REGGIO EMILIA – Doveva morire a 38 anni, il 16 aprile 1999, Giuseppe Sarcone Grande, il più vecchio dei quattro fratelli Sarcone. E invece quella sera il killer Paolo Bellini, che agiva per conto di Vincenzo Vasapollo, uccise per sbaglio il giovane nomade Oscar Truzzi, a bordo di un’auto parcheggiata in viale Ramazzini. Quell’errore fatale per Truzzi ha regalato a Giuseppe Sarcone Grande una seconda vita, un ventennio abbondante che lui ha attraversato senza particolari problemi giudiziari.
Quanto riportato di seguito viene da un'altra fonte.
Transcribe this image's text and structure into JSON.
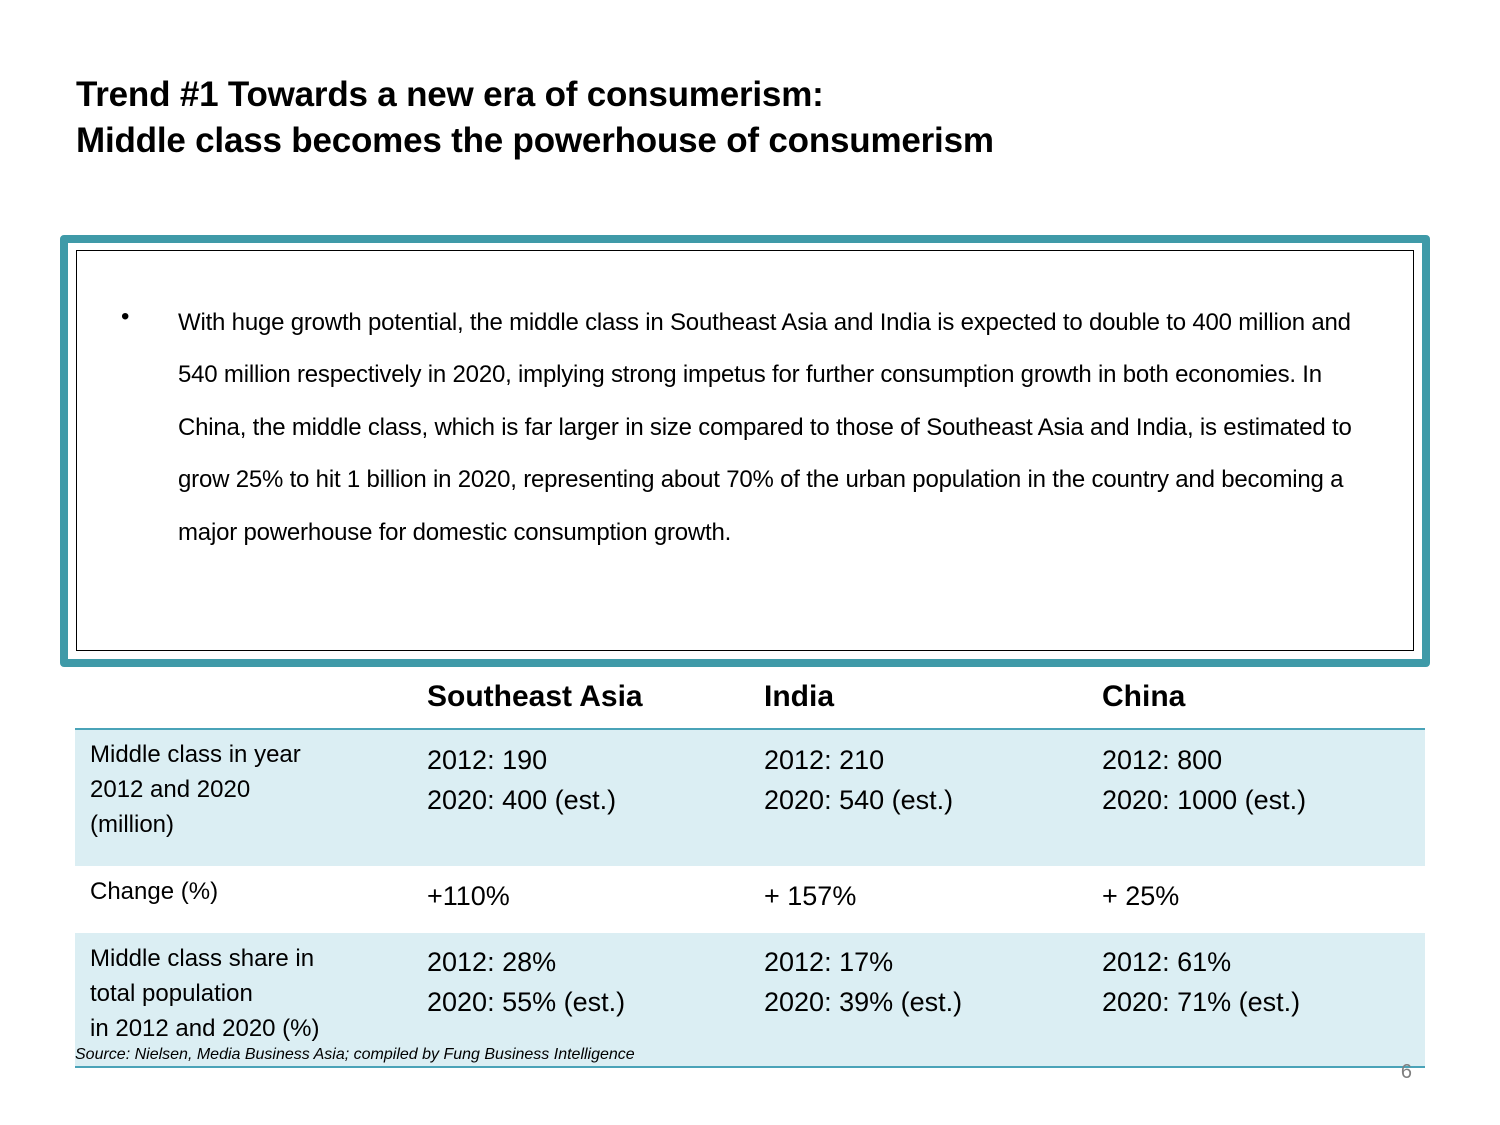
{
  "title": {
    "line1": "Trend #1 Towards a new era of consumerism:",
    "line2": "Middle class becomes the powerhouse of consumerism"
  },
  "textbox": {
    "bullet": "•",
    "text": "With huge growth potential, the middle class in Southeast Asia and India is expected to double to 400 million and 540 million respectively in 2020, implying strong impetus for further consumption growth in both economies. In China, the middle class, which is far larger in size compared to those of Southeast Asia and India, is estimated to grow 25% to hit 1 billion in 2020, representing about 70% of the urban population in the country and  becoming a major powerhouse for domestic consumption growth."
  },
  "table": {
    "headers": [
      "",
      "Southeast Asia",
      "India",
      "China"
    ],
    "rows": [
      {
        "label": [
          "Middle class in year",
          "2012 and 2020",
          "(million)"
        ],
        "cells": [
          [
            "2012: 190",
            "2020: 400 (est.)"
          ],
          [
            "2012: 210",
            "2020: 540  (est.)"
          ],
          [
            "2012: 800",
            "2020: 1000  (est.)"
          ]
        ]
      },
      {
        "label": [
          "Change (%)"
        ],
        "cells": [
          [
            "+110%"
          ],
          [
            "+ 157%"
          ],
          [
            "+ 25%"
          ]
        ]
      },
      {
        "label": [
          "Middle class share in",
          "total population",
          "in 2012 and 2020 (%)"
        ],
        "cells": [
          [
            "2012: 28%",
            "2020: 55% (est.)"
          ],
          [
            "2012: 17%",
            "2020: 39%  (est.)"
          ],
          [
            "2012: 61%",
            "2020: 71%  (est.)"
          ]
        ]
      }
    ]
  },
  "source": "Source: Nielsen, Media Business Asia; compiled by Fung Business Intelligence",
  "page_number": "6",
  "colors": {
    "accent": "#3f9aa8",
    "table_rule": "#4aa3b8",
    "row_shade": "#dbeef3",
    "page_number": "#7f7f7f"
  }
}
Mentre i fratelli Nicolino, Gianluigi e Carmine finivano in carcere, lui restava fuori da inchieste e processi, sottoposto a sorveglianza speciale solo dal giugno 2020. Ma secondo la Dda di Bologna, aveva frequentato “ndranghetisti sin dalla giovane età, condividendo azioni criminali violente e strategie con i fratelli”. Finchè gli altri, sebbene pressati dalla giustizia, erano a piede libero, Giuseppe faceva da prestanome ai fratelli per proteggere il patrimonio dai sequestri. Poi, quando l’aria si è fatta pesante anche per lui, “ha mutato il proprio ruolo, da intestatario formale a gestore occulto”, ricorrendo a prestanome esterni alla famiglia.
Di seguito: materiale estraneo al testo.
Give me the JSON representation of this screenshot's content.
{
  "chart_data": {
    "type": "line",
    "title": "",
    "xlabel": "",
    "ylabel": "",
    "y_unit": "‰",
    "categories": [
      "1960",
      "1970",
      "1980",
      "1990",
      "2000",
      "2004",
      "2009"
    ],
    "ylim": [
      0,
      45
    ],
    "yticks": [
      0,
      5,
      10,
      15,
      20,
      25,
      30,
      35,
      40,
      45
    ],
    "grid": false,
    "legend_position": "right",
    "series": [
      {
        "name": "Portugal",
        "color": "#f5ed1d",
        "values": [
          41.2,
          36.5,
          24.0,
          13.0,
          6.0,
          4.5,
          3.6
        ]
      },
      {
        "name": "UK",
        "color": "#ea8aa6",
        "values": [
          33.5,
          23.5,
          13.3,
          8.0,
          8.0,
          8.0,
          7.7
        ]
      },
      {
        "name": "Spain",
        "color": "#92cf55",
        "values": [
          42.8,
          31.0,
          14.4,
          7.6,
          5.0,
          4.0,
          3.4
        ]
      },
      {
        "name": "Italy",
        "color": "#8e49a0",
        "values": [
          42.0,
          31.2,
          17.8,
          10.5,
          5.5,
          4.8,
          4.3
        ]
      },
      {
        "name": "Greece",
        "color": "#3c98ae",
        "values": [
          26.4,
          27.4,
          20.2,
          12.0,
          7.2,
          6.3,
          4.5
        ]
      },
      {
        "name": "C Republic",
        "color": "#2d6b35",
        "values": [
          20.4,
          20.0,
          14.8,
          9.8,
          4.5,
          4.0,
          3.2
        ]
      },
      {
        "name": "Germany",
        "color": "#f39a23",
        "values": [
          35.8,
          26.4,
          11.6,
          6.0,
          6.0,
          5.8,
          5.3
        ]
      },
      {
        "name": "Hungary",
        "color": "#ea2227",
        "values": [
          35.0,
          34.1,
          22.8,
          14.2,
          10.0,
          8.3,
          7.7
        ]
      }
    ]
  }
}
L’analisi del perito nominato dal Tribunale di Reggio ha evidenziato che tra il 1990 e il 2013 il nucleo famigliare di Giuseppe Sarcone Grande ha speso 1 milione e 423mila euro in più di quanto ha dichiarato. Per gli anni fra il 2014 e il 2018 i Carabinieri di Modena hanno accertato un ulteriore squilibrio di 374mila euro.
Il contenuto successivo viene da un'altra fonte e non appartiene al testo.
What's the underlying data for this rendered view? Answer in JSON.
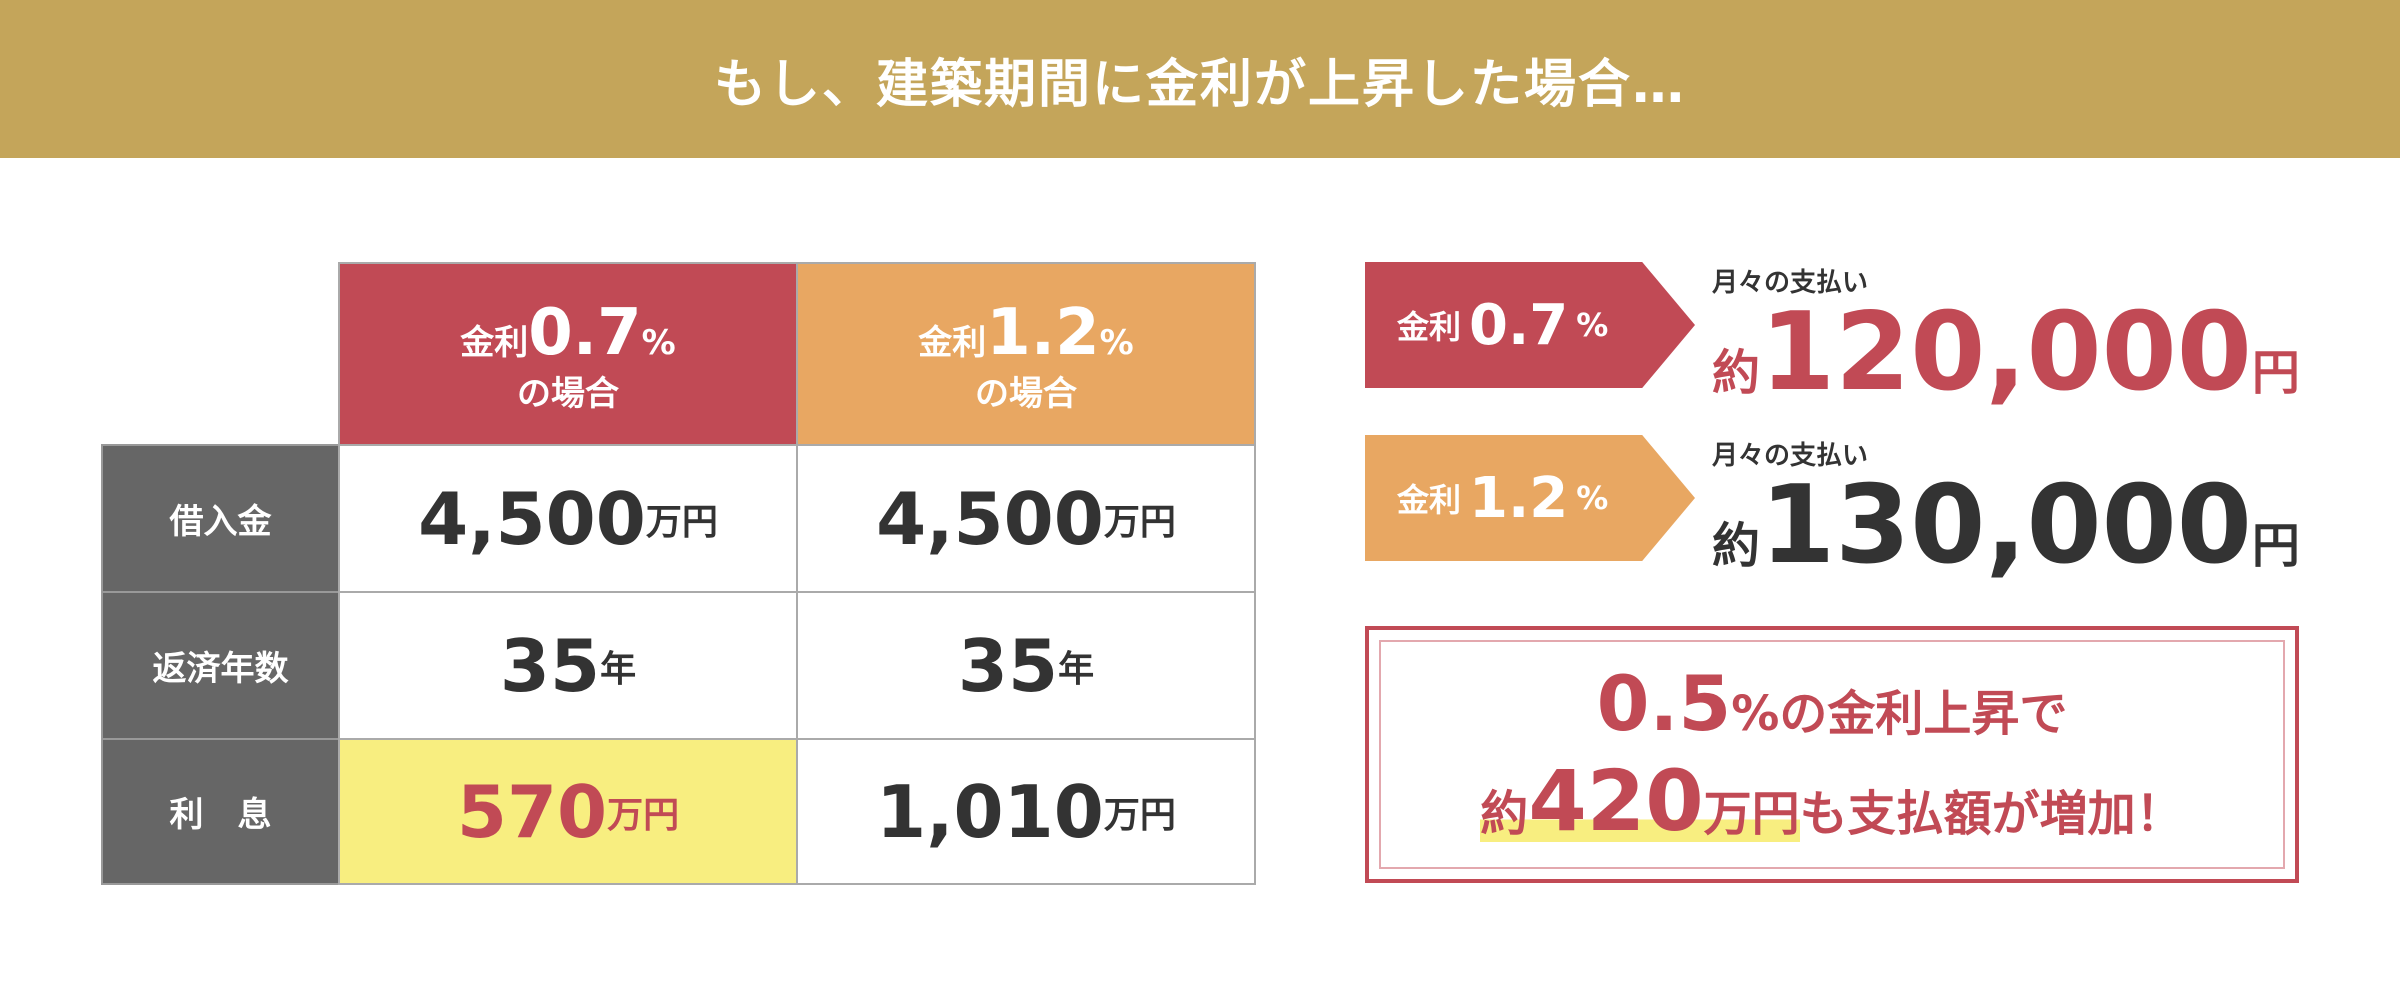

Secondo il sostituto procuratore antimafia Beatrice Ronchi, dopo l’arresto dei fratelli fra il 2015 e il 2018, Giuseppe “ha assunto un ruolo centrale anche quale raccordo” fra gli esponenti della cosca in carcere e quelli in libertà. La linea la esplicita lui stesso in un’intercettazione del febbraio 2020: “Tutto quello che passa, deve passare dalle mani mie”.